В конце антракта Шиндлеру подали окончательный расчет кассы. Он пробежал цифры и побледнел: сбор составлял всего 2220 гульденов, на долю старика должна была отчислиться совершенно ничтожная сумма. Между тем с этим концертом связывались главные его надежды. Шиндлер знал, что виноватым все равно окажется он; это его не беспокоило, он ко всему привык. Но как сказать старику? Как его подготовить? Старик и без того был последнее время в ужасном настроении.
Шиндлер был литературной абстракцией; он ворвался в жизнь из сентиментальной повести - верный друг, состоящий при великом человеке. Он не играл этой роли, да и повесть такая ему, вероятно, никогда не попадалась. Шиндлер знал толк в музыке и искренне боготворил Бетховена. Но если бы судьба не свела его с Бетховеном, он был бы преданным слугой при другом великом человеке. Обязанности его были тяжелы и неблагодарны; именно поэтому они как нельзя более подходили Шиндлеру. У него на всю жизнь повисло на лице грустное выражение. Все неизменно о нем говорили, что он предан Бетховену как собака, и все были правы.

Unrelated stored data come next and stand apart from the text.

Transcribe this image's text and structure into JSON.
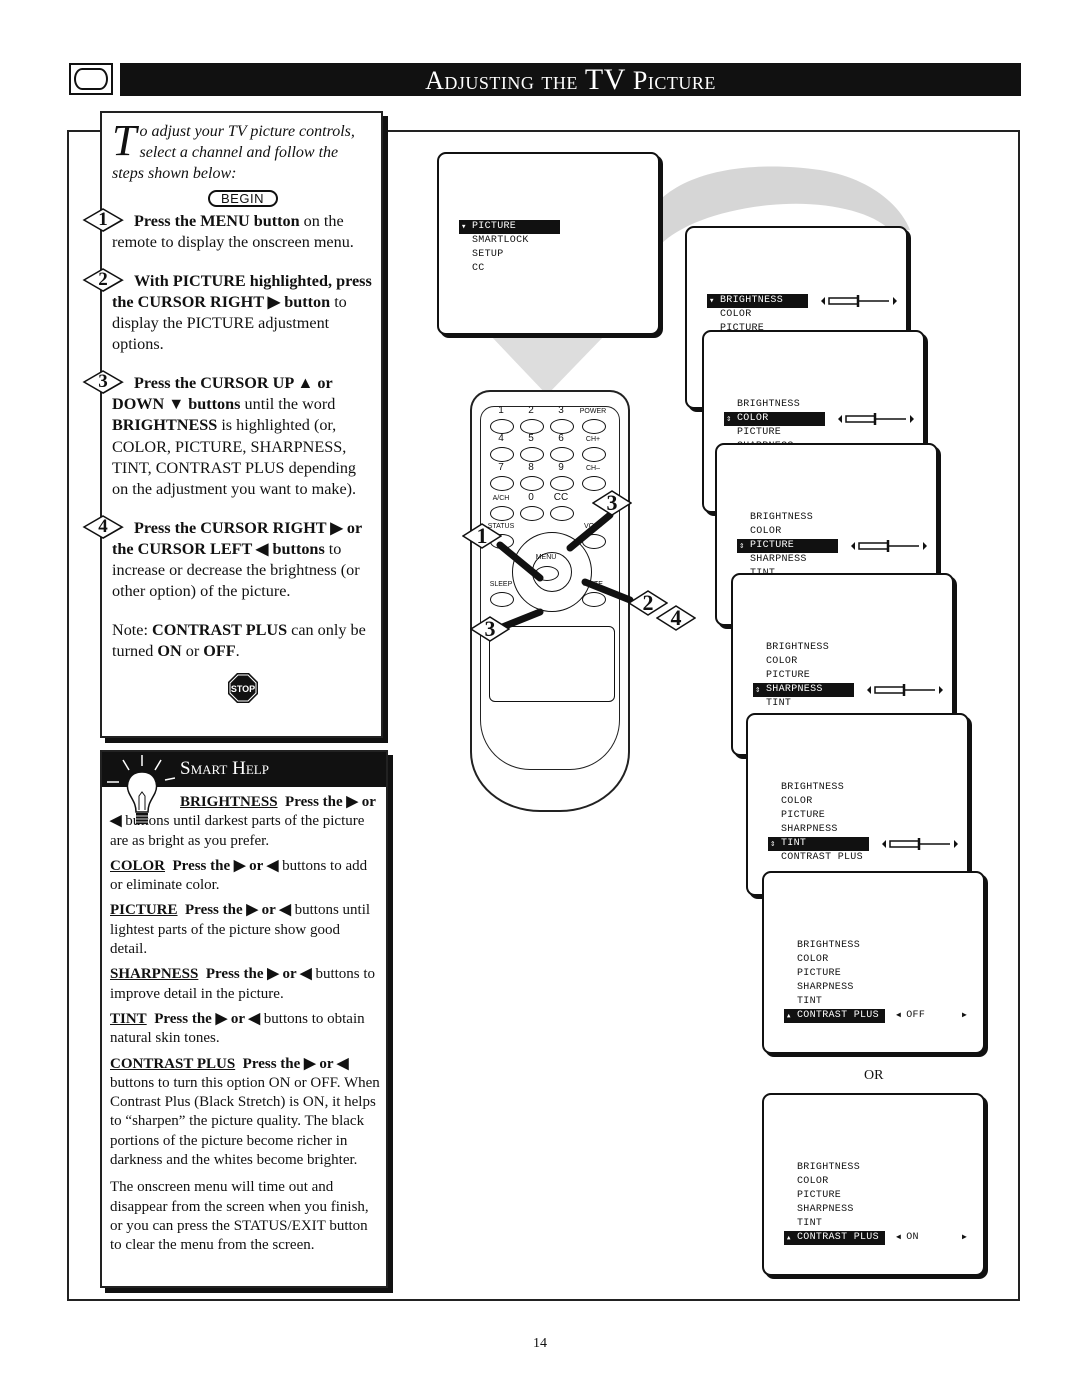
{
  "header": {
    "title_pre": "Adjusting the ",
    "title_tv": "TV",
    "title_post": " Picture"
  },
  "intro": {
    "drop": "T",
    "text": "o adjust your TV picture controls, select a channel and follow the steps shown below:",
    "begin": "BEGIN"
  },
  "steps": [
    {
      "num": "1",
      "segments": [
        {
          "t": "Press the MENU button",
          "b": true
        },
        {
          "t": " on the remote to display the onscreen menu.",
          "b": false
        }
      ]
    },
    {
      "num": "2",
      "segments": [
        {
          "t": "With PICTURE highlighted, press the CURSOR RIGHT ▶ button",
          "b": true
        },
        {
          "t": " to display the PICTURE adjustment options.",
          "b": false
        }
      ]
    },
    {
      "num": "3",
      "segments": [
        {
          "t": "Press the CURSOR UP ▲ or DOWN ▼ buttons",
          "b": true
        },
        {
          "t": " until the word ",
          "b": false
        },
        {
          "t": "BRIGHTNESS",
          "b": true
        },
        {
          "t": " is highlighted (or, COLOR, PICTURE, SHARPNESS, TINT, CONTRAST PLUS depending on the adjustment you want to make).",
          "b": false
        }
      ]
    },
    {
      "num": "4",
      "segments": [
        {
          "t": "Press the CURSOR RIGHT ▶ or the CURSOR LEFT ◀ buttons",
          "b": true
        },
        {
          "t": " to increase or decrease the brightness (or other option) of the picture.",
          "b": false
        }
      ]
    }
  ],
  "note": [
    {
      "t": "Note: ",
      "b": false
    },
    {
      "t": "CONTRAST PLUS",
      "b": true
    },
    {
      "t": " can only be turned ",
      "b": false
    },
    {
      "t": "ON",
      "b": true
    },
    {
      "t": " or ",
      "b": false
    },
    {
      "t": "OFF",
      "b": true
    },
    {
      "t": ".",
      "b": false
    }
  ],
  "stop_label": "STOP",
  "smart_help": {
    "title": "Smart Help",
    "items": [
      {
        "key": "BRIGHTNESS",
        "action": "Press the ▶ or ◀",
        "text": " buttons until darkest parts of the picture are as bright as you prefer."
      },
      {
        "key": "COLOR",
        "action": "Press the ▶ or ◀",
        "text": " buttons to add or eliminate color."
      },
      {
        "key": "PICTURE",
        "action": "Press the ▶ or ◀",
        "text": " buttons until lightest parts of the picture show good detail."
      },
      {
        "key": "SHARPNESS",
        "action": "Press the ▶ or ◀",
        "text": " buttons to improve detail in the picture."
      },
      {
        "key": "TINT",
        "action": "Press the ▶ or ◀",
        "text": " buttons to obtain natural skin tones."
      },
      {
        "key": "CONTRAST PLUS",
        "action": "Press the ▶ or ◀",
        "text": " buttons to turn this option ON or OFF. When Contrast Plus (Black Stretch) is ON, it helps to “sharpen” the picture quality. The black portions of the picture become richer in darkness and the whites become brighter."
      }
    ],
    "footer": "The onscreen menu will time out and disappear from the screen when you finish, or you can press the STATUS/EXIT button to clear the menu from the screen."
  },
  "remote": {
    "keys": [
      "1",
      "2",
      "3",
      "POWER",
      "4",
      "5",
      "6",
      "CH+",
      "7",
      "8",
      "9",
      "CH–",
      "A/CH",
      "0",
      "CC",
      "STATUS",
      "VOL–",
      "MENU",
      "SLEEP",
      "MUTE"
    ],
    "callouts": [
      "1",
      "3",
      "2",
      "4",
      "3"
    ]
  },
  "screens": [
    {
      "items": [
        "PICTURE",
        "SMARTLOCK",
        "SETUP",
        "CC"
      ],
      "highlight": 0,
      "marker": "down",
      "control": "arrow"
    },
    {
      "items": [
        "BRIGHTNESS",
        "COLOR",
        "PICTURE"
      ],
      "highlight": 0,
      "marker": "down",
      "control": "slider",
      "value": 0.5
    },
    {
      "items": [
        "BRIGHTNESS",
        "COLOR",
        "PICTURE",
        "SHARPNESS"
      ],
      "highlight": 1,
      "marker": "updown",
      "control": "slider",
      "value": 0.5
    },
    {
      "items": [
        "BRIGHTNESS",
        "COLOR",
        "PICTURE",
        "SHARPNESS",
        "TINT"
      ],
      "highlight": 2,
      "marker": "updown",
      "control": "slider",
      "value": 0.5
    },
    {
      "items": [
        "BRIGHTNESS",
        "COLOR",
        "PICTURE",
        "SHARPNESS",
        "TINT"
      ],
      "highlight": 3,
      "marker": "updown",
      "control": "slider",
      "value": 0.5
    },
    {
      "items": [
        "BRIGHTNESS",
        "COLOR",
        "PICTURE",
        "SHARPNESS",
        "TINT",
        "CONTRAST PLUS"
      ],
      "highlight": 4,
      "marker": "updown",
      "control": "slider",
      "value": 0.5
    },
    {
      "items": [
        "BRIGHTNESS",
        "COLOR",
        "PICTURE",
        "SHARPNESS",
        "TINT",
        "CONTRAST PLUS"
      ],
      "highlight": 5,
      "marker": "up",
      "control": "toggle",
      "state": "OFF"
    },
    {
      "items": [
        "BRIGHTNESS",
        "COLOR",
        "PICTURE",
        "SHARPNESS",
        "TINT",
        "CONTRAST PLUS"
      ],
      "highlight": 5,
      "marker": "up",
      "control": "toggle",
      "state": "ON"
    }
  ],
  "or_label": "OR",
  "page_number": "14"
}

День концерта Шиндлер провел с Бетховеном. Велел кухарке подать то, что любил старик: селедку с печеным картофелем, яичницу с луком и колбасой, макароны с пармезаном, бутылку красного баденского вина; сам приготовил кофе, отсчитав ровно шестьдесят зерен на чашку, как требовал Бетховен. Обед сошел благополучно: старик не ругался ни с Шиндлером, ни с кухаркой, не швырялся тарелками; он даже пробормотал что-то похожее на благодарность Шиндлеру за его заботливость. Шиндлер был счастлив. За два часа до начала концерта он вынул из шкафа зеленый фрак (черного у старика не было), почистил щеткой и с душевной болью говорил, что при вечернем освещении этот зеленый, в сущности темно-зеленый, костюм, наверное, сойдет за черный. Незадолго до начала концерта Бетховен сел за пианофорте. Шиндлер встревожился: ехать надо было далеко, перед концертом следовало бы отдохнуть. Но он не чувствовал себя способным отрывать старика от игры. Шиндлер сел на диван и заслушался. Бетховен фантазировал: его фантазия не имела на этот раз ничего общего с темами той симфонии, которую сегодня играли в театре. Шиндлер знал, что она больше не интересует старика, и догадывался, что играет он что-то из задуманной им новой, десятой симфонии. Следить было трудно. Бетховен все время перескакивал с одной темы на другую. «Слышит ли он то, что играет?» - спрашивает себя в сотый раз Шиндлер и, как всегда, приходил к мысли, что слышать старик не может (он оркестра не слышал в нескольких шагах расстояния) и все же каким-то непонятным образом слышит. «Вот когда бы художникам его писать, - думал Шиндлер, глядя на Бетховена и чувствуя перед собой непонятное, недостижимо высокое явление. -И как он прав, когда говорит, что в искусстве он ближе к Богу, чем все другие люди!..»
Посоветовавшись с Шупанцигом, Шиндлер решил до окончания концерта ничего не сообщать старику о денежных результатах концерта: пусть хоть симфония с хорами доставит ему утешение. По началу концерта, по настроению в зале оба они видели, что прием будет горячий и что овации Бетховену обеспечены: публика его жалеет и знает, что ему жить уже недолго.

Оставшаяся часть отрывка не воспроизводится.